Northrop Grumman [NOC] on Thursday said it can’t currently predict the impact on its business from the COVID-19 pandemic but warned investors of potential increased borrowing costs and of potential disruptions to its customers and operations.

In addition to higher capital costs and limits to capital, the company warned that “If significant portions of our workforce are unable to work effectively, including because of illness, quarantines, government actions, facility closures or other restrictions in connection with the COVID-19 pandemic, our operations will likely be impacted. We may be unable to perform fully on our contracts and our costs may increase as a result of the COVID-19 outbreak. These cost increases may not be fully recoverable or adequately covered by insurance.”

Northrop Grumman in a filing with the Securities and Exchange Commission (SEC) does not indicate that there is currently a material impact to the company due to COVID-19. The filing is included in a prospectus the company filed with the SEC related to the issuance new bonds.

Northrop Grumman disclosed its warnings in a filing with the Securities and Exchange Commission. At least one company employee has tested positive for COVID-19 at a facility in Melbourne, Fla., according to news reports there. Northrop Grumman is headquartered in Northern Virginia.

Boeing [BA] earlier in the week issued statements warning of “an urgent challenge” facing the aerospace industry, at least in the near-term, from the impacts of the pandemic on airline passenger traffic and called for at least $60 billion in public and private liquidity for aerospace manufacturers to help maintain the supply chain.

“The long-term outlook for the industry is still strong, but until global passenger traffic resumes to normal levels, these measures are needed to manage the pressure on the aviation sector and the economy as a whole,” Boeing said on March 17.
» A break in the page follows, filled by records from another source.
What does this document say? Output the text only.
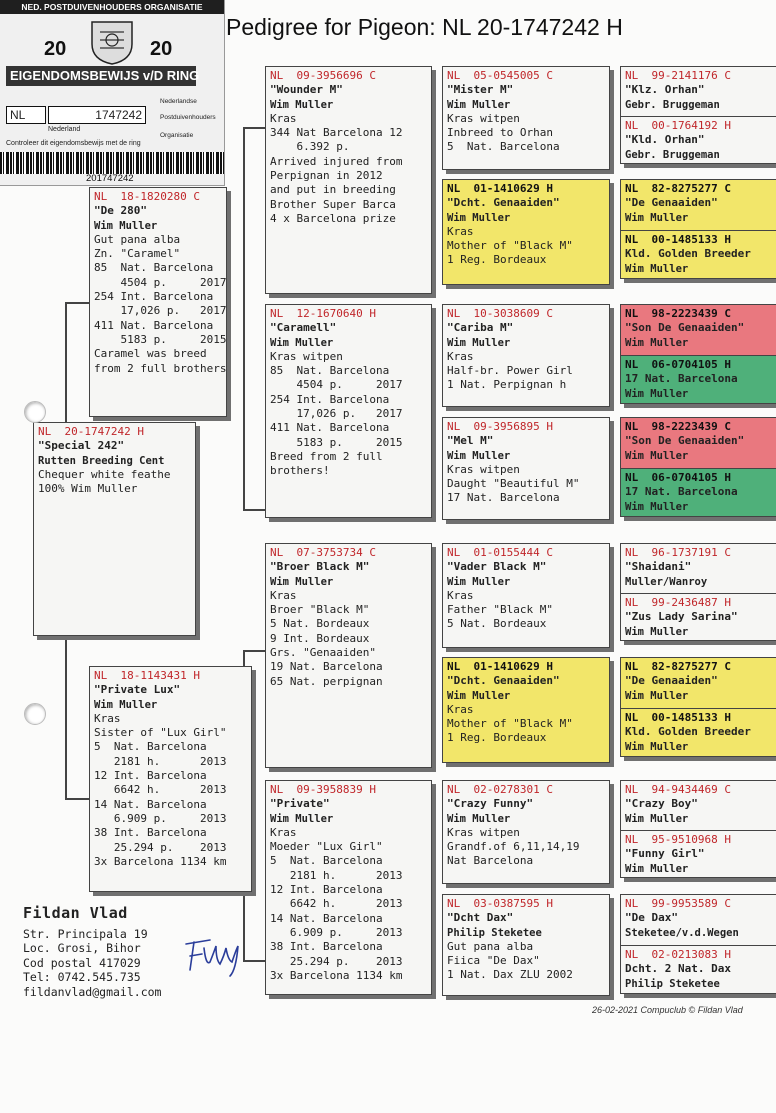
Pedigree for Pigeon: NL 20-1747242 H
NED. POSTDUIVENHOUDERS ORGANISATIE
20	20
EIGENDOMSBEWIJS v/D RING
NL	1747242
Nederland
Nederlandse
Postduivenhouders
Organisatie
Controleer dit eigendomsbewijs met de ring
201747242
NL  20-1747242 H
"Special 242"
Rutten Breeding Cent
Chequer white feathe
100% Wim Muller
NL  18-1820280 C
"De 280"
Wim Muller
Gut pana alba
Zn. "Caramel"
85  Nat. Barcelona
4504 p.     2017
254 Int. Barcelona
17,026 p.   2017
411 Nat. Barcelona
5183 p.     2015
Caramel was breed
from 2 full brothers
NL  18-1143431 H
"Private Lux"
Wim Muller
Kras
Sister of "Lux Girl"
5  Nat. Barcelona
2181 h.      2013
12 Int. Barcelona
6642 h.      2013
14 Nat. Barcelona
6.909 p.     2013
38 Int. Barcelona
25.294 p.    2013
3x Barcelona 1134 km
NL  09-3956696 C
"Wounder M"
Wim Muller
Kras
344 Nat Barcelona 12
6.392 p.
Arrived injured from
Perpignan in 2012
and put in breeding
Brother Super Barca
4 x Barcelona prize
NL  12-1670640 H
"Caramell"
Wim Muller
Kras witpen
85  Nat. Barcelona
4504 p.     2017
254 Int. Barcelona
17,026 p.   2017
411 Nat. Barcelona
5183 p.     2015
Breed from 2 full
brothers!
NL  07-3753734 C
"Broer Black M"
Wim Muller
Kras
Broer "Black M"
5 Nat. Bordeaux
9 Int. Bordeaux
Grs. "Genaaiden"
19 Nat. Barcelona
65 Nat. perpignan
NL  09-3958839 H
"Private"
Wim Muller
Kras
Moeder "Lux Girl"
5  Nat. Barcelona
2181 h.      2013
12 Int. Barcelona
6642 h.      2013
14 Nat. Barcelona
6.909 p.     2013
38 Int. Barcelona
25.294 p.    2013
3x Barcelona 1134 km
NL  05-0545005 C
"Mister M"
Wim Muller
Kras witpen
Inbreed to Orhan
5  Nat. Barcelona
NL  01-1410629 H
"Dcht. Genaaiden"
Wim Muller
Kras
Mother of "Black M"
1 Reg. Bordeaux
NL  10-3038609 C
"Cariba M"
Wim Muller
Kras
Half-br. Power Girl
1 Nat. Perpignan h
NL  09-3956895 H
"Mel M"
Wim Muller
Kras witpen
Daught "Beautiful M"
17 Nat. Barcelona
NL  01-0155444 C
"Vader Black M"
Wim Muller
Kras
Father "Black M"
5 Nat. Bordeaux
NL  01-1410629 H
"Dcht. Genaaiden"
Wim Muller
Kras
Mother of "Black M"
1 Reg. Bordeaux
NL  02-0278301 C
"Crazy Funny"
Wim Muller
Kras witpen
Grandf.of 6,11,14,19
Nat Barcelona
NL  03-0387595 H
"Dcht Dax"
Philip Steketee
Gut pana alba
Fiica "De Dax"
1 Nat. Dax ZLU 2002
NL  99-2141176 C
"Klz. Orhan"
Gebr. Bruggeman
NL  00-1764192 H
"Kld. Orhan"
Gebr. Bruggeman
NL  82-8275277 C
"De Genaaiden"
Wim Muller
NL  00-1485133 H
Kld. Golden Breeder
Wim Muller
NL  98-2223439 C
"Son De Genaaiden"
Wim Muller
NL  06-0704105 H
17 Nat. Barcelona
Wim Muller
NL  98-2223439 C
"Son De Genaaiden"
Wim Muller
NL  06-0704105 H
17 Nat. Barcelona
Wim Muller
NL  96-1737191 C
"Shaidani"
Muller/Wanroy
NL  99-2436487 H
"Zus Lady Sarina"
Wim Muller
NL  82-8275277 C
"De Genaaiden"
Wim Muller
NL  00-1485133 H
Kld. Golden Breeder
Wim Muller
NL  94-9434469 C
"Crazy Boy"
Wim Muller
NL  95-9510968 H
"Funny Girl"
Wim Muller
NL  99-9953589 C
"De Dax"
Steketee/v.d.Wegen
NL  02-0213083 H
Dcht. 2 Nat. Dax
Philip Steketee
Fildan Vlad
Str. Principala 19
Loc. Grosi, Bihor
Cod postal 417029
Tel: 0742.545.735
fildanvlad@gmail.com
26-02-2021 Compuclub © Fildan Vlad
Northrop Grumman, which relies primarily on the U.S. government, in particular the Defense Department, for most of its revenue, also highlighted potential supply chain disruptions and the challenges by its government customers in making payments as concerns.

“We continue to work with our stakeholders (including customers, employees, suppliers and local communities) to address responsibly this global pandemic,” Northrop Grumman said. “We continue to monitor the situation, to assess further possible implications to our business, supply chain and customers, and to take actions in an effort to mitigate adverse consequences.”
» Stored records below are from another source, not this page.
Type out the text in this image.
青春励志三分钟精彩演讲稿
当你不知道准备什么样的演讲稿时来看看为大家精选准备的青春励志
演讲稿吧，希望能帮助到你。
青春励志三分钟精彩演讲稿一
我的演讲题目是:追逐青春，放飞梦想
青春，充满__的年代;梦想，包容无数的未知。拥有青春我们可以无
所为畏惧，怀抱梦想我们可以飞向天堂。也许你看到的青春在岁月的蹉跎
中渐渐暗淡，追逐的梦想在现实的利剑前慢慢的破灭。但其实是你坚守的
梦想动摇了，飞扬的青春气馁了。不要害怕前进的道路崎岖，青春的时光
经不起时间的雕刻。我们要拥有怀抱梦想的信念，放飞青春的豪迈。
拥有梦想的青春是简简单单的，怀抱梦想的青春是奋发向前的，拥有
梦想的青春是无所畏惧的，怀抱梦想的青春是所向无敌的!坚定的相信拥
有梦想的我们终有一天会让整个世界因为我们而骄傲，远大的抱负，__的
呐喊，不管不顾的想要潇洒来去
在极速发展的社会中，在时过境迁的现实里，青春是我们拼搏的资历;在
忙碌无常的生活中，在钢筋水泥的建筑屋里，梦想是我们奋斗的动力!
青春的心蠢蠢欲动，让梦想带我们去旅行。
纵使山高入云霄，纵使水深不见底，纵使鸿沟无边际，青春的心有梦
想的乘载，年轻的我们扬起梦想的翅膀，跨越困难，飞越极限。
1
A spokesman for Northrop Grumman told

Defense Daily on Thursday that the situation is “fluid” and “changing daily,” but that the company is keeping close tabs on the situation.

“The health, safety and well-being of our employees is our highest priority,” the spokesman said. “We are frequently communicating the most current information and guidance to our employees, to ensure they are informed.”

Actions that Northrop Grumman is taking include halting travel, limiting non-essential visitors, increasing the use of tele-work to limiting the number of employees on sites, canceling large gatherings, and ensuring work environments remain clean and disinfected, he said.

Earlier this week, Lockheed Martin [LMT] released a prepared statement in response to media queries about the impacts of COVID-19 on the company.

“National security never stops and Lockheed Martin plays an essential role in the national security industrial base, supporting the critical missions of our customers in the United States and abroad,” the company said. “We are working directly with and monitoring in real time the steps taken by federal, state and local officials to minimize the spread of Coronavirus (COVID-19). We continue to use best practices to mitigate risks and protect the health and well-being of our employees and partners, while ensuring we meet our commitments to national security.”